Delegates were told that the "operational shortfall" for the year ending September 2006 of £23,000 was due to a lack of planning and reserve funds to call upon.
NUJ general secretary Jeremy Dear (pictured above) said he was reluctant to increase subscription charges but the increases were essential to "safeguard the union's future"
He said: "Do you think I want to be standing here asking you to vote for arise in subscriptions? Sometimes being in the leadership you have to take hard decisions."

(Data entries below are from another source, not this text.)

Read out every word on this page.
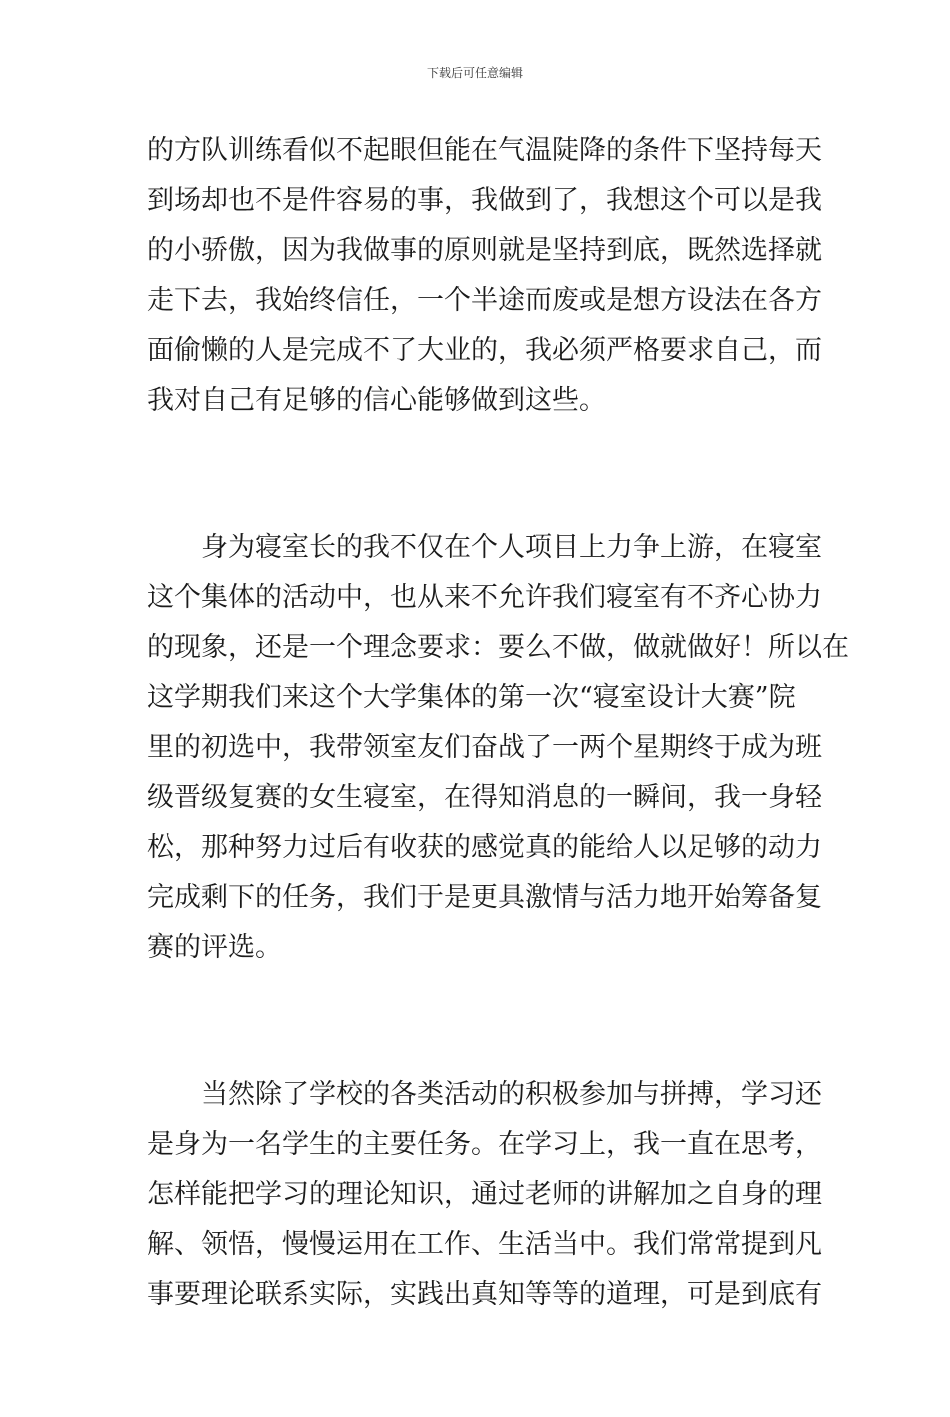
下载后可任意编辑
的方队训练看似不起眼但能在气温陡降的条件下坚持每天
到场却也不是件容易的事，我做到了，我想这个可以是我
的小骄傲，因为我做事的原则就是坚持到底，既然选择就
走下去，我始终信任，一个半途而废或是想方设法在各方
面偷懒的人是完成不了大业的，我必须严格要求自己，而
我对自己有足够的信心能够做到这些。
身为寝室长的我不仅在个人项目上力争上游，在寝室
这个集体的活动中，也从来不允许我们寝室有不齐心协力
的现象，还是一个理念要求：要么不做，做就做好！所以在
这学期我们来这个大学集体的第一次“寝室设计大赛”院
里的初选中，我带领室友们奋战了一两个星期终于成为班
级晋级复赛的女生寝室，在得知消息的一瞬间，我一身轻
松，那种努力过后有收获的感觉真的能给人以足够的动力
完成剩下的任务，我们于是更具激情与活力地开始筹备复
赛的评选。
当然除了学校的各类活动的积极参加与拼搏，学习还
是身为一名学生的主要任务。在学习上，我一直在思考，
怎样能把学习的理论知识，通过老师的讲解加之自身的理
解、领悟，慢慢运用在工作、生活当中。我们常常提到凡
事要理论联系实际，实践出真知等等的道理，可是到底有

He admitted that he had opposed rises in subscriptions at previous ADMs as a delegate, but said the union was better now and was "rightly admired throughout the trade union movement for our fighting spirit". Dear said the next few months would be a period of "consolidation" of the union's finances.
Union treasurer Anita Halpin said: "Over the last 100 years our finances have had their ups and downs, but we survived. For the first time in a number of years, I have to report a deficit."She said meeting members' expectations had been "very difficult", but remained optimistic about the future of the union and said a "new generation of activists" now being recruited would ease the union's financial problems.
Halpin said the union's fighting fund (to help members take part in industrial action) is £1.14m and the branch fund is currently £220,000.
The union owns its London headquarters, Headland House, which is currently valued at £2.5m and is expected to gain in value due to the property boom currently sweeping the capital.
What you will be paying:
The NUJ has three pay scales for annual membership.
• Grade 1, for members in provincial newspapers, local radio and magazines: up from £144.32 to £150.
• Grade 2, for those in PR, freelancers and magazines: up from £182 to £189.
• Grade 3, for national newspapers, broadcast and agency journalists and NUJ staff, up from £250.40 to £260.
A motion was passed at the conference which ruled that new media journalists, who had previously been in grade one, should pay the same rate as their print colleagues, depending on the publication.